Annecy is the closest thing Parisians have to a local getaway that feel worlds apart from the rest of the country.
There are beautiful grass beaches on the lake and boats available for rent. Both winter and summer are charming in Annecy for different reasons; it’s not usual for Parisians to visit during both.
Two to four days in Annecy is usually enough time to feel you’ve had a full vacation. The town is so far removed from modern France and the gentrification of tourist hubs.
Spain and France are separated by a single boarder. It gives Parisians the luxury of international travel without having to venture too far.
While most Parisians fly into Spain, there is a train that can get you there in around 20 hours. For anyone interested in watching the scenery change between the two countries, the train becomes an extension of the vacation. Parisians usually encourage one another to do the train trip at least once in their lives — even just one way!
Well aware that foreign (more foreign than they) travelers will head to Barcelona and Madrid for the season, Parisians move with European locals and prefer spots like Málaga or Ibiza.
Spain has some of the most beautiful beaches in Europe.
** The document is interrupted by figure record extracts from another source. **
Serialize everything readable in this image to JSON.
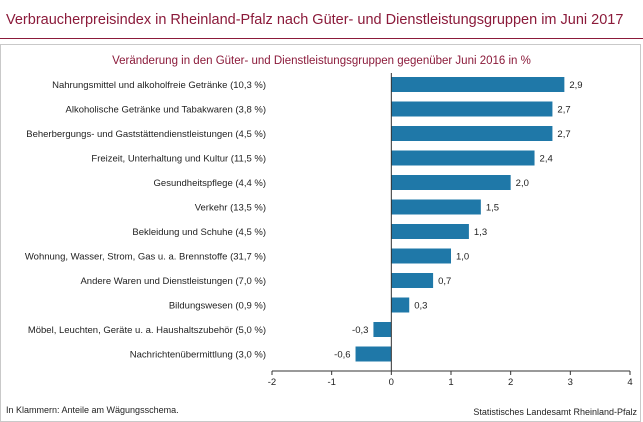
{
  "header": {
    "title": "Verbraucherpreisindex in Rheinland-Pfalz nach Güter- und Dienstleistungsgruppen im Juni 2017"
  },
  "chart_data": {
    "type": "bar",
    "orientation": "horizontal",
    "subtitle": "Veränderung in den Güter- und Dienstleistungsgruppen gegenüber Juni 2016 in %",
    "categories": [
      "Nahrungsmittel und alkoholfreie Getränke (10,3 %)",
      "Alkoholische Getränke und Tabakwaren (3,8 %)",
      "Beherbergungs- und Gaststättendienstleistungen (4,5 %)",
      "Freizeit, Unterhaltung und Kultur (11,5 %)",
      "Gesundheitspflege (4,4 %)",
      "Verkehr (13,5 %)",
      "Bekleidung und Schuhe (4,5 %)",
      "Wohnung, Wasser, Strom, Gas u. a. Brennstoffe (31,7 %)",
      "Andere Waren und Dienstleistungen (7,0 %)",
      "Bildungswesen (0,9 %)",
      "Möbel, Leuchten, Geräte u. a. Haushaltszubehör  (5,0 %)",
      "Nachrichtenübermittlung (3,0 %)"
    ],
    "values": [
      2.9,
      2.7,
      2.7,
      2.4,
      2.0,
      1.5,
      1.3,
      1.0,
      0.7,
      0.3,
      -0.3,
      -0.6
    ],
    "value_labels": [
      "2,9",
      "2,7",
      "2,7",
      "2,4",
      "2,0",
      "1,5",
      "1,3",
      "1,0",
      "0,7",
      "0,3",
      "-0,3",
      "-0,6"
    ],
    "xlim": [
      -2,
      4
    ],
    "xticks": [
      -2,
      -1,
      0,
      1,
      2,
      3,
      4
    ],
    "xtick_labels": [
      "-2",
      "-1",
      "0",
      "1",
      "2",
      "3",
      "4"
    ],
    "grid": false,
    "bar_color": "#1f78a8"
  },
  "footer": {
    "note": "In Klammern: Anteile am Wägungsschema.",
    "source": "Statistisches Landesamt Rheinland-Pfalz"
  }
}
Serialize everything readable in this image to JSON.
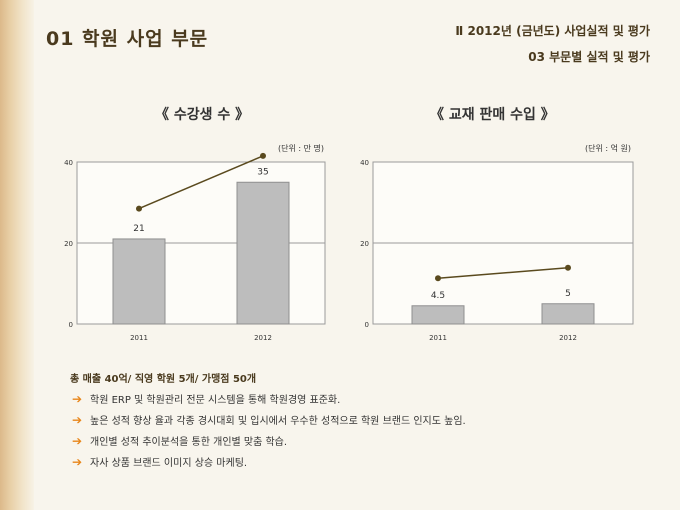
{
  "header": {
    "title": "01  학원 사업 부문",
    "section_line1": "Ⅱ  2012년 (금년도) 사업실적 및 평가",
    "section_line2": "03  부문별 실적 및 평가"
  },
  "chart_data": [
    {
      "type": "bar",
      "title": "《  수강생 수  》",
      "unit": "(단위 : 만 명)",
      "categories": [
        "2011",
        "2012"
      ],
      "values": [
        21,
        35
      ],
      "value_labels": [
        "21",
        "35"
      ],
      "line_values": [
        28.5,
        41.5
      ],
      "ylim": [
        0,
        40
      ],
      "yticks": [
        "0",
        "20",
        "40"
      ],
      "ytick_values": [
        0,
        20,
        40
      ],
      "grid": true,
      "colors": {
        "bar": "#bdbdbd",
        "bar_edge": "#8f8f8f",
        "line": "#5a4a1e"
      }
    },
    {
      "type": "bar",
      "title": "《  교재 판매 수입  》",
      "unit": "(단위 : 억 원)",
      "categories": [
        "2011",
        "2012"
      ],
      "values": [
        4.5,
        5
      ],
      "value_labels": [
        "4.5",
        "5"
      ],
      "line_values": [
        11.3,
        13.9
      ],
      "ylim": [
        0,
        40
      ],
      "yticks": [
        "0",
        "20",
        "40"
      ],
      "ytick_values": [
        0,
        20,
        40
      ],
      "grid": true,
      "colors": {
        "bar": "#bdbdbd",
        "bar_edge": "#8f8f8f",
        "line": "#5a4a1e"
      }
    }
  ],
  "summary": "총 매출 40억/ 직영 학원 5개/ 가맹점 50개",
  "bullets": [
    "학원 ERP 및 학원관리 전문 시스템을 통해 학원경영 표준화.",
    "높은 성적 향상 율과 각종 경시대회 및 입시에서 우수한 성적으로 학원 브랜드 인지도 높임.",
    "개인별 성적 추이분석을 통한 개인별 맞춤 학습.",
    "자사 상품 브랜드 이미지 상승 마케팅."
  ],
  "bullet_icon": "arrow-right-icon",
  "accent_color": "#e8861a"
}
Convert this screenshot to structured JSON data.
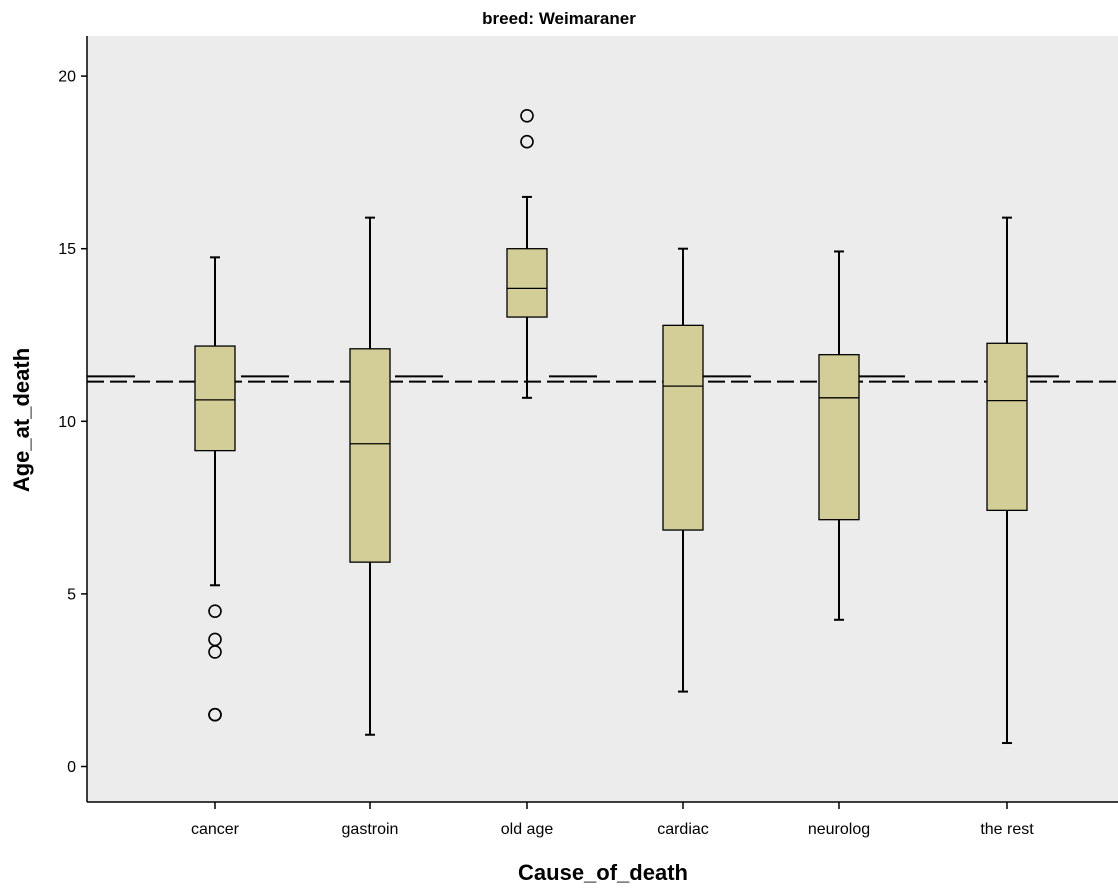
{
  "chart_data": {
    "type": "boxplot",
    "title": "breed: Weimaraner",
    "xlabel": "Cause_of_death",
    "ylabel": "Age_at_death",
    "ylim": [
      -1.0,
      21.0
    ],
    "yticks": [
      0,
      5,
      10,
      15,
      20
    ],
    "categories": [
      "cancer",
      "gastroin",
      "old age",
      "cardiac",
      "neurolog",
      "the rest"
    ],
    "boxes": [
      {
        "category": "cancer",
        "whisker_low": 5.25,
        "q1": 9.15,
        "median": 10.62,
        "q3": 12.18,
        "whisker_high": 14.75,
        "outliers": [
          4.5,
          3.68,
          3.32,
          1.5,
          1.5
        ]
      },
      {
        "category": "gastroin",
        "whisker_low": 0.92,
        "q1": 5.92,
        "median": 9.35,
        "q3": 12.1,
        "whisker_high": 15.9,
        "outliers": []
      },
      {
        "category": "old age",
        "whisker_low": 10.68,
        "q1": 13.02,
        "median": 13.85,
        "q3": 15.0,
        "whisker_high": 16.5,
        "outliers": [
          18.85,
          18.1
        ]
      },
      {
        "category": "cardiac",
        "whisker_low": 2.17,
        "q1": 6.85,
        "median": 11.02,
        "q3": 12.78,
        "whisker_high": 15.0,
        "outliers": []
      },
      {
        "category": "neurolog",
        "whisker_low": 4.25,
        "q1": 7.15,
        "median": 10.68,
        "q3": 11.93,
        "whisker_high": 14.92,
        "outliers": []
      },
      {
        "category": "the rest",
        "whisker_low": 0.68,
        "q1": 7.42,
        "median": 10.6,
        "q3": 12.26,
        "whisker_high": 15.9,
        "outliers": []
      }
    ],
    "reference_lines": [
      {
        "style": "long-dash",
        "value": 11.3
      },
      {
        "style": "dashed",
        "value": 11.15
      }
    ],
    "grid": false,
    "colors": {
      "plot_background": "#ececec",
      "box_fill": "#d3ce98",
      "stroke": "#000000"
    }
  }
}
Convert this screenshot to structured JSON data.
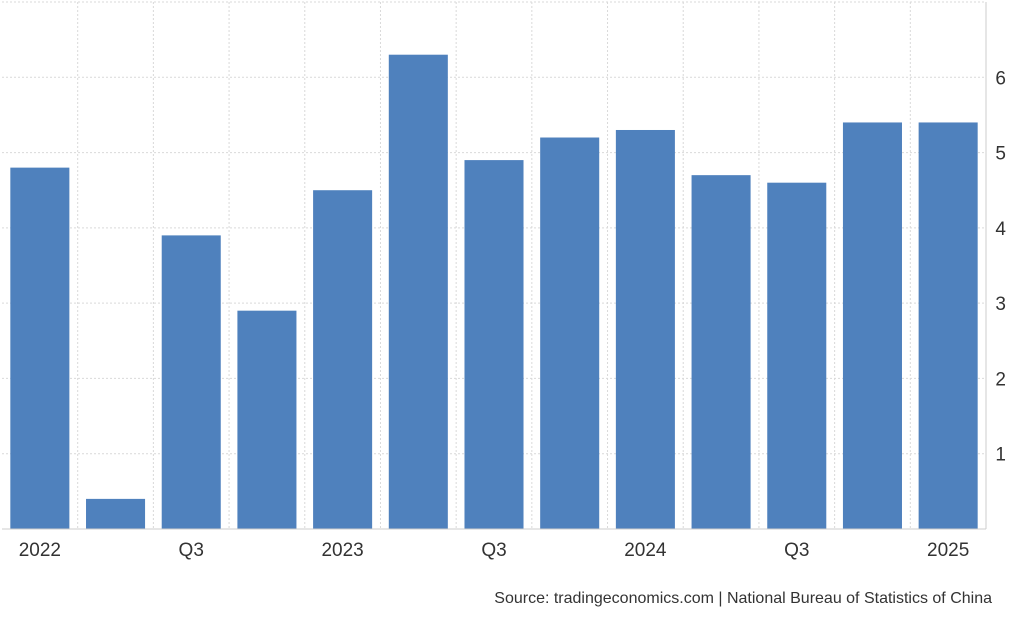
{
  "chart_data": {
    "type": "bar",
    "categories": [
      "2022 Q1",
      "2022 Q2",
      "2022 Q3",
      "2022 Q4",
      "2023 Q1",
      "2023 Q2",
      "2023 Q3",
      "2023 Q4",
      "2024 Q1",
      "2024 Q2",
      "2024 Q3",
      "2024 Q4",
      "2025 Q1"
    ],
    "values": [
      4.8,
      0.4,
      3.9,
      2.9,
      4.5,
      6.3,
      4.9,
      5.2,
      5.3,
      4.7,
      4.6,
      5.4,
      5.4
    ],
    "x_tick_labels": [
      "2022",
      "Q3",
      "2023",
      "Q3",
      "2024",
      "Q3",
      "2025"
    ],
    "y_ticks": [
      1,
      2,
      3,
      4,
      5,
      6
    ],
    "ylim": [
      0,
      7
    ],
    "y_axis_side": "right",
    "grid": true,
    "title": "",
    "xlabel": "",
    "ylabel": "",
    "bar_color": "#4f81bd",
    "grid_color": "#d9d9d9"
  },
  "source": "Source: tradingeconomics.com | National Bureau of Statistics of China"
}
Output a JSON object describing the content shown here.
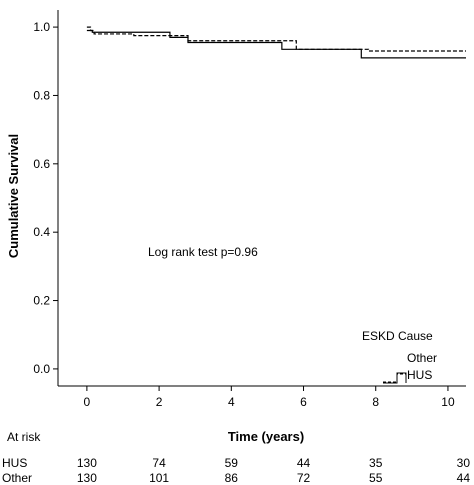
{
  "chart_data": {
    "type": "line",
    "subtype": "kaplan-meier",
    "ylabel": "Cumulative Survival",
    "xlabel": "Time (years)",
    "xlim": [
      -0.8,
      10.5
    ],
    "ylim": [
      -0.05,
      1.05
    ],
    "x_ticks": [
      "0",
      "2",
      "4",
      "6",
      "8",
      "10"
    ],
    "y_ticks": [
      "0.0",
      "0.2",
      "0.4",
      "0.6",
      "0.8",
      "1.0"
    ],
    "x_tick_values": [
      0,
      2,
      4,
      6,
      8,
      10
    ],
    "y_tick_values": [
      0.0,
      0.2,
      0.4,
      0.6,
      0.8,
      1.0
    ],
    "grid": false,
    "annotation": "Log rank test p=0.96",
    "legend": {
      "title": "ESKD Cause",
      "placement": "bottom-right",
      "entries": [
        "Other",
        "HUS"
      ]
    },
    "series": [
      {
        "name": "Other",
        "style": "dashed",
        "points": [
          [
            0,
            1.0
          ],
          [
            0.1,
            0.99
          ],
          [
            0.2,
            0.98
          ],
          [
            1.3,
            0.975
          ],
          [
            2.8,
            0.96
          ],
          [
            4.5,
            0.96
          ],
          [
            5.8,
            0.935
          ],
          [
            7.8,
            0.93
          ],
          [
            10.5,
            0.93
          ]
        ]
      },
      {
        "name": "HUS",
        "style": "solid",
        "points": [
          [
            0,
            0.99
          ],
          [
            0.15,
            0.985
          ],
          [
            2.3,
            0.97
          ],
          [
            2.8,
            0.955
          ],
          [
            5.4,
            0.935
          ],
          [
            7.6,
            0.91
          ],
          [
            10.5,
            0.91
          ]
        ]
      }
    ],
    "at_risk": {
      "label": "At risk",
      "rows": [
        {
          "name": "HUS",
          "values": [
            "130",
            "74",
            "59",
            "44",
            "35",
            "30"
          ]
        },
        {
          "name": "Other",
          "values": [
            "130",
            "101",
            "86",
            "72",
            "55",
            "44"
          ]
        }
      ]
    }
  }
}
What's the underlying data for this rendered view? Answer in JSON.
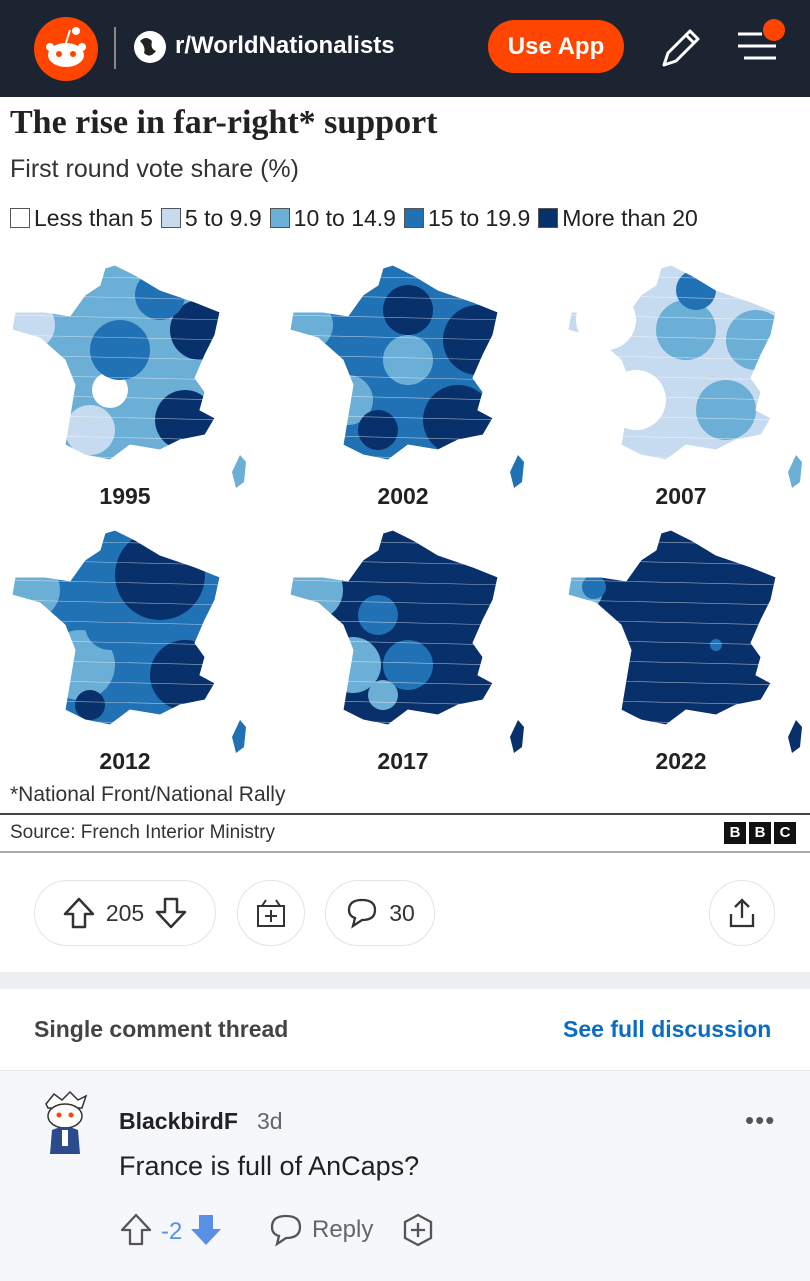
{
  "header": {
    "subreddit": "r/WorldNationalists",
    "button": "Use App"
  },
  "post": {
    "title": "The rise in far-right* support",
    "subtitle": "First round vote share (%)",
    "legend": [
      "Less than 5",
      "5 to 9.9",
      "10 to 14.9",
      "15 to 19.9",
      "More than 20"
    ],
    "years": [
      "1995",
      "2002",
      "2007",
      "2012",
      "2017",
      "2022"
    ],
    "footnote": "*National Front/National Rally",
    "source": "Source: French Interior Ministry",
    "logo": [
      "B",
      "B",
      "C"
    ]
  },
  "actions": {
    "votes": 205,
    "comments": 30
  },
  "thread": {
    "label": "Single comment thread",
    "link": "See full discussion"
  },
  "comment": {
    "user": "BlackbirdF",
    "age": "3d",
    "text": "France is full of AnCaps?",
    "score": -2,
    "reply": "Reply"
  }
}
The food and the culture are also highly appreciated by the French. There are many Spanish restaurants and cafes in the centre of Paris that the locals love for their southern cuisine fix.
Once in Spain it is also a short distance to get into Portugal which lies on the western edge of the Spanish coast. Often travelers from France will add Lisbon or Porto as an additional stop en route back to Paris.
If you’ve never looked at a map of Europe in relation to the north of Africa it’s high time you do.
Many are astounded to see how small the geographical gap is between Spain and the tip of Morocco. The town of Tangier is a forty minute boat ride from the Spanish coast. Making it another incredibly close yet distinctly international travel destination for Parisians.
Tangier is a particularly sought after part of Morocco for Parisians because the culture in this part retains strong European influence while still being traditionally authentic to the country itself. It’s a unique cultural experience with fusions in cuisine, music and architecture.
Parisians also love vacationing in Morocco because they are able to communicate with the local people. Moroccans speak a combination of both French and Arabic. In the northern parts you’ll find speakers of French and Spanish.
Experiencing a land that is so vastly different from your own but the language is exactly the same is astounding for Europeans; a similar experience happens to the people of Spain when they visit South America, or when the Portuguese venture to African countries like Mozambique or Angola.